As part of our due diligence work, we see all sorts of security problems crop up, with most stemming from the attitude “we didn’t think of that”. Sometimes you need that extra pair of eyes to ask the questions you didn’t think of asking and to confirm the security you do have, is indeed doing what you think it is doing.

What we do see a lot of, is a lack of adequate (in most cases none) logging and auditing of access. Irrespective of your security, you should always have a handle on who is accessing your data, both internally and externally.

What we can learn from public data breaches to better protect our cloud investments
How many companies see security (src: still from Blazing Saddles)
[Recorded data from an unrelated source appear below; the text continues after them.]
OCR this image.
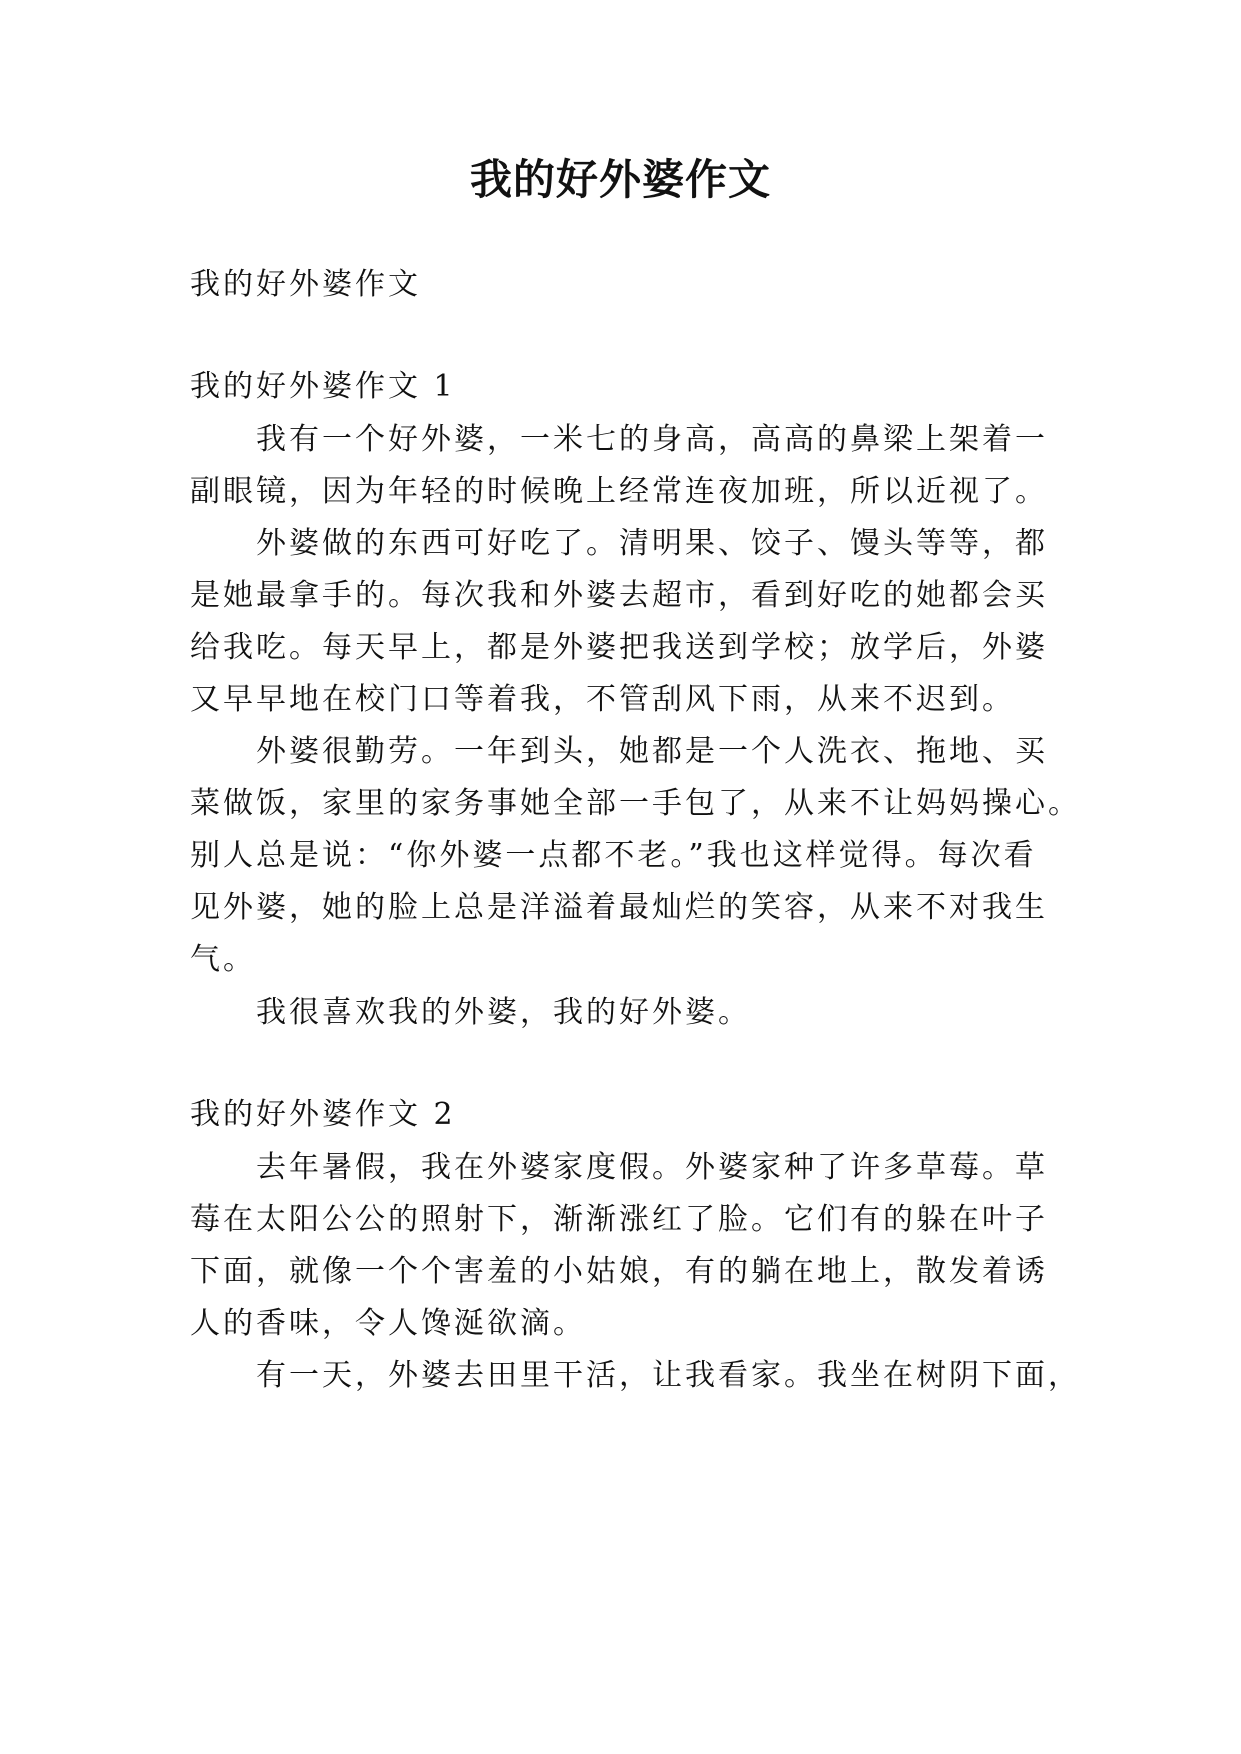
我的好外婆作文
我的好外婆作文
我的好外婆作文 1
我有一个好外婆，一米七的身高，高高的鼻梁上架着一
副眼镜，因为年轻的时候晚上经常连夜加班，所以近视了。
外婆做的东西可好吃了。清明果、饺子、馒头等等，都
是她最拿手的。每次我和外婆去超市，看到好吃的她都会买
给我吃。每天早上，都是外婆把我送到学校；放学后，外婆
又早早地在校门口等着我，不管刮风下雨，从来不迟到。
外婆很勤劳。一年到头，她都是一个人洗衣、拖地、买
菜做饭，家里的家务事她全部一手包了，从来不让妈妈操心。
别人总是说：“你外婆一点都不老。”我也这样觉得。每次看
见外婆，她的脸上总是洋溢着最灿烂的笑容，从来不对我生
气。
我很喜欢我的外婆，我的好外婆。
我的好外婆作文 2
去年暑假，我在外婆家度假。外婆家种了许多草莓。草
莓在太阳公公的照射下，渐渐涨红了脸。它们有的躲在叶子
下面，就像一个个害羞的小姑娘，有的躺在地上，散发着诱
人的香味，令人馋涎欲滴。
有一天，外婆去田里干活，让我看家。我坐在树阴下面，
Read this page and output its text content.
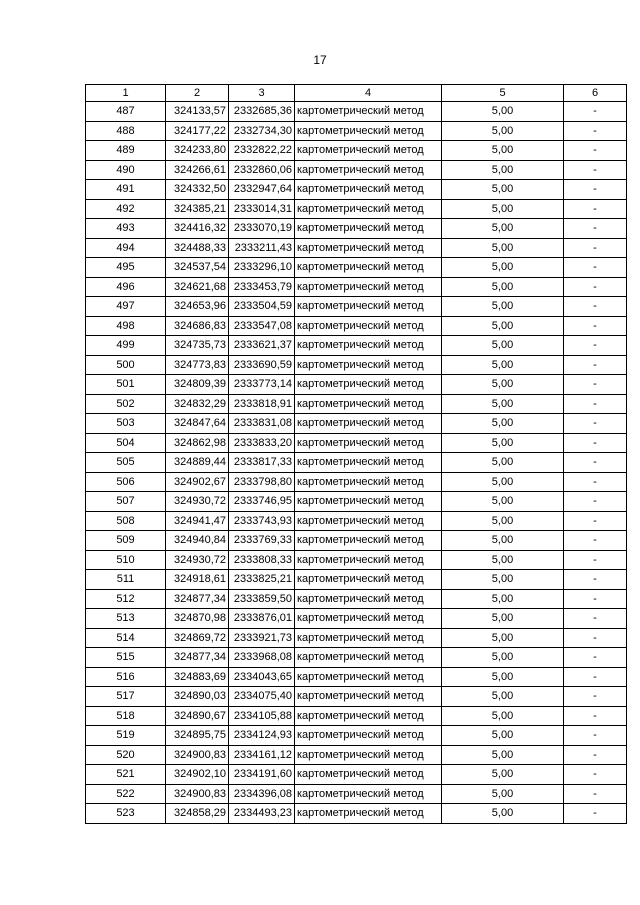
17
1	2	3	4	5	6
487	324133,57	2332685,36	картометрический метод	5,00	-
488	324177,22	2332734,30	картометрический метод	5,00	-
489	324233,80	2332822,22	картометрический метод	5,00	-
490	324266,61	2332860,06	картометрический метод	5,00	-
491	324332,50	2332947,64	картометрический метод	5,00	-
492	324385,21	2333014,31	картометрический метод	5,00	-
493	324416,32	2333070,19	картометрический метод	5,00	-
494	324488,33	2333211,43	картометрический метод	5,00	-
495	324537,54	2333296,10	картометрический метод	5,00	-
496	324621,68	2333453,79	картометрический метод	5,00	-
497	324653,96	2333504,59	картометрический метод	5,00	-
498	324686,83	2333547,08	картометрический метод	5,00	-
499	324735,73	2333621,37	картометрический метод	5,00	-
500	324773,83	2333690,59	картометрический метод	5,00	-
501	324809,39	2333773,14	картометрический метод	5,00	-
502	324832,29	2333818,91	картометрический метод	5,00	-
503	324847,64	2333831,08	картометрический метод	5,00	-
504	324862,98	2333833,20	картометрический метод	5,00	-
505	324889,44	2333817,33	картометрический метод	5,00	-
506	324902,67	2333798,80	картометрический метод	5,00	-
507	324930,72	2333746,95	картометрический метод	5,00	-
508	324941,47	2333743,93	картометрический метод	5,00	-
509	324940,84	2333769,33	картометрический метод	5,00	-
510	324930,72	2333808,33	картометрический метод	5,00	-
511	324918,61	2333825,21	картометрический метод	5,00	-
512	324877,34	2333859,50	картометрический метод	5,00	-
513	324870,98	2333876,01	картометрический метод	5,00	-
514	324869,72	2333921,73	картометрический метод	5,00	-
515	324877,34	2333968,08	картометрический метод	5,00	-
516	324883,69	2334043,65	картометрический метод	5,00	-
517	324890,03	2334075,40	картометрический метод	5,00	-
518	324890,67	2334105,88	картометрический метод	5,00	-
519	324895,75	2334124,93	картометрический метод	5,00	-
520	324900,83	2334161,12	картометрический метод	5,00	-
521	324902,10	2334191,60	картометрический метод	5,00	-
522	324900,83	2334396,08	картометрический метод	5,00	-
523	324858,29	2334493,23	картометрический метод	5,00	-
The primary takeaway here is that you can’t outsource security. It is something every company has to take responsibility for, irrespective of whether it is in the public cloud or their own private data center. You cannot blame the door for being open if no one turned the key to lock it, or worse still, locked the door and put the key under the mat.

With respect to your own cloud account (be it Amazon, Azure or any of the others) it is vital you take no security shortcuts, frequently review security protocols, and assume the principle-of-least-privilege when securing resources and continually run checks against your services, using the tools made available by the cloud provider and other 3rd parties.

It is an ongoing exercise, not something you do once a quarter/year. It has to be baked into every part of your engineering and IT infrastructure process.

Above all else, never assume it could not happen to you. Complacency is the root of all security breaches.